La nécessité de changements notables dans la façon dont les soins de santé primaires sont fournis était au cœur des recommandations d’un certain nombre d’examens provinciaux des services de santé, notamment le rapport de la Commission Sinclair en Ontario, celui de la Commission Clair sur la prestation des soins de santé au Québec et le rapport Fyke sur la prestation des services de santé en Saskatchewan. En fait, l’importance de changer la façon dont les soins de santé sont fournis est si largement reconnue qu’en septembre 2000, le gouvernement fédéral a accepté de verser 800 millions de dollars pour aider les provinces à réaliser une réforme du secteur des soins primaires.
Pour le gouvernement fédéral, les questions liées aux soins primaires s’inscrivent surtout dans le cadre de son rôle qui consiste à contribuer à la recherche innovatrice dans le domaine de la santé et à améliorer l’infrastructure des soins de santé, mais elles touchent aussi ses autres rôles.

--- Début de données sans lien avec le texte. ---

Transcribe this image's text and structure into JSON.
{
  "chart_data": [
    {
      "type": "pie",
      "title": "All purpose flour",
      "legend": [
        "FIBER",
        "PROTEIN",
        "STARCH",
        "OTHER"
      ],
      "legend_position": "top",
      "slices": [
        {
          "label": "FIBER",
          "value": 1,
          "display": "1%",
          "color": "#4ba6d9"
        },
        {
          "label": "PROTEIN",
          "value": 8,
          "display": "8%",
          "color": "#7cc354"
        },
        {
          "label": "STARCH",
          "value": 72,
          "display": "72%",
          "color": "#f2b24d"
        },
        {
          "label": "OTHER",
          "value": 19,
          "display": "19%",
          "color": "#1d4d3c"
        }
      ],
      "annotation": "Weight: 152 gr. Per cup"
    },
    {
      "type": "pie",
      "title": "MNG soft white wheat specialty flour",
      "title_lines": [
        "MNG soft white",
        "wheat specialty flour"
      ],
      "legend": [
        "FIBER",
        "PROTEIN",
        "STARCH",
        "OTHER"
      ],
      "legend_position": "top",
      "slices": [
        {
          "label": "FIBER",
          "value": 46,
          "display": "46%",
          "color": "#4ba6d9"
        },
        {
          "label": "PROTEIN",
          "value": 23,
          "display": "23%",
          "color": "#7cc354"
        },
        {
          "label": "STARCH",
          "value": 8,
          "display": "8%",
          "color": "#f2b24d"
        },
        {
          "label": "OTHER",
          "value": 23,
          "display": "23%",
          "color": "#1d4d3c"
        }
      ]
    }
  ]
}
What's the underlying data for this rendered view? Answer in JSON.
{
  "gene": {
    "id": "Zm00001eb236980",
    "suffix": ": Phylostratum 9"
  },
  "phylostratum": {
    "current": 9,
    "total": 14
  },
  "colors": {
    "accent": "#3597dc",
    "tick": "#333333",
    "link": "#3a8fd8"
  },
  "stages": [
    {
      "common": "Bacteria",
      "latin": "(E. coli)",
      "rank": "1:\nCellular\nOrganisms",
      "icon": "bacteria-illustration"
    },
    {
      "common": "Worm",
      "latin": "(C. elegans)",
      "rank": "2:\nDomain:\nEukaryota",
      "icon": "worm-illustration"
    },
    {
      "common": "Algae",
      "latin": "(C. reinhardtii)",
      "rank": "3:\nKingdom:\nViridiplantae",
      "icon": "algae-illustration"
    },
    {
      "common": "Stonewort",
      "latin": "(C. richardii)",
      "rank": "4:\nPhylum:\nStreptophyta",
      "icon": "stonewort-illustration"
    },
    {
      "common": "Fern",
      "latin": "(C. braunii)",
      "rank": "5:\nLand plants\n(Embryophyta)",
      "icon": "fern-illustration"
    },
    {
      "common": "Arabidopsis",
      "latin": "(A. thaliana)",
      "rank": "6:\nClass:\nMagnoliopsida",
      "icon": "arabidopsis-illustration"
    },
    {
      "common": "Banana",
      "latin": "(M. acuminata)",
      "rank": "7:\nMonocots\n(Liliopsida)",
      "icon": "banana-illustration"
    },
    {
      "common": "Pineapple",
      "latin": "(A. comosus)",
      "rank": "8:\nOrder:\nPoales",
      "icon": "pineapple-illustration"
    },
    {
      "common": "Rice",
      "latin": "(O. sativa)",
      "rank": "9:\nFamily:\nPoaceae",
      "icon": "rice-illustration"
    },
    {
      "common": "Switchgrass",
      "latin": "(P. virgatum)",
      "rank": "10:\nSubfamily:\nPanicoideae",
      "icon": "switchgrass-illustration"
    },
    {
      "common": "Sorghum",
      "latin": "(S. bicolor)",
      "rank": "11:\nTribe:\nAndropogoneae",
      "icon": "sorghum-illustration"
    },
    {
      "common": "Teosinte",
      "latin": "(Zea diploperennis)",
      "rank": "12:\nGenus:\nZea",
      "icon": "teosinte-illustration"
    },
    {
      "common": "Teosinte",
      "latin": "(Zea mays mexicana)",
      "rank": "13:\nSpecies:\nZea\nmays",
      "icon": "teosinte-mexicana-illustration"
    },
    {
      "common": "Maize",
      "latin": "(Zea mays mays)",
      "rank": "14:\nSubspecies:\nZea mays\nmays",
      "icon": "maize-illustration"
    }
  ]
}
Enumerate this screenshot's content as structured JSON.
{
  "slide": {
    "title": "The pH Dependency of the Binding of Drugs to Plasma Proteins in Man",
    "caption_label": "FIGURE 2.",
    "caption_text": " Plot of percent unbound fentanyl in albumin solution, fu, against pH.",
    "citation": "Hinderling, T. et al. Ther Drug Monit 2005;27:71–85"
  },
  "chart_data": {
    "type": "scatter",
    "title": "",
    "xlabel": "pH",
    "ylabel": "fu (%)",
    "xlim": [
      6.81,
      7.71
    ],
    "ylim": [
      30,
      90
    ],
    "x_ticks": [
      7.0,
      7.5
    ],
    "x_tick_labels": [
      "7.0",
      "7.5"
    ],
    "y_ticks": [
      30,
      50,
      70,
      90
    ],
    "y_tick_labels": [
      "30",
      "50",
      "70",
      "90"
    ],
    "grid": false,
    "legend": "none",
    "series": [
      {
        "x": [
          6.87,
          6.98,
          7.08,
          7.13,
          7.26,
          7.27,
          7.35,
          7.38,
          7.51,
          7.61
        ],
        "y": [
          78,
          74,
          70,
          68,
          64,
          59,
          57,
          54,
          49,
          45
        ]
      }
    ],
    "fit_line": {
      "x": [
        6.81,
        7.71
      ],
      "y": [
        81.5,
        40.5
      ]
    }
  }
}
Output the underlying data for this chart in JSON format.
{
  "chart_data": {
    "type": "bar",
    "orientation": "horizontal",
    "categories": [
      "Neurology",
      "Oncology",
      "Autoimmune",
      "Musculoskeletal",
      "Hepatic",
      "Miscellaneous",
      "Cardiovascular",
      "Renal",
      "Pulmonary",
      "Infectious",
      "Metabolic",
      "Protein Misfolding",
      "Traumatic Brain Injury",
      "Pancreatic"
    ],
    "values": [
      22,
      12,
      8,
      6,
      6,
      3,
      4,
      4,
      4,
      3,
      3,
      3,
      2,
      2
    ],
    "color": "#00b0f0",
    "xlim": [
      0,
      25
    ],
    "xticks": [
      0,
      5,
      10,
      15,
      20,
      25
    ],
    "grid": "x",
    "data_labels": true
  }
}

Premièrement, les décisions relatives à la réalisation optimale des ressources publiques ont une incidence marquée sur le niveau global du financement nécessaire au maintien de notre système de soins de santé. Par exemple, si le regroupement de cabinets médicaux donne aux patients accès à un groupe de médecins de famille sept jours sur sept (comme le recommandent les rapports Clair et Fyke), il pourrait s’ensuivre une réduction de l’utilisation des coûteux services d’urgence des hôpitaux et donc, d’éventuelles économies pour l’ensemble du système.
De même, nombre des réformes proposées dans le secteur des soins primaires touchent la mesure dans laquelle la promotion de la santé et la prévention des maladies (rôle fédéral visant la santé de la population) devraient être intégrées à la prestation des services de santé.
Par ailleurs, si la réforme des soins primaires comprend le passage d’un système où les médecins sont payés à l’acte à un système où ils sont payés par capitation, ou encore à une combinaison de paiements par capitation et à l’acte, alors de nouvelles options deviendraient possibles pour moderniser le système de soins de santé, notamment l’accroissement du nombre de services couverts par l’assurance-santé publique. Ainsi, les services de physiothérapie, de chiropractie et même de pharmacothérapie pourraient être fournis par une unité de soins de santé rémunérée en vertu d’un régime de capitation ou d’un régime combiné de capitation et de paiement à l’acte.
Un tel système permettrait aussi de s’assurer que tous reçoivent des traitements de la façon la plus rentable possible. La réforme des soins primaires exige non seulement de changer la façon dont les services des médecins sont fournis, mais aussi de changer la façon dont s’effectue le contact initial du patient avec le système de soins de santé. Dans un régime de rémunération par capitation, par exemple, une infirmière praticienne peut prendre en charge certains cas qui, autrement, devraient être confiés à un médecin rémunéré à l’acte.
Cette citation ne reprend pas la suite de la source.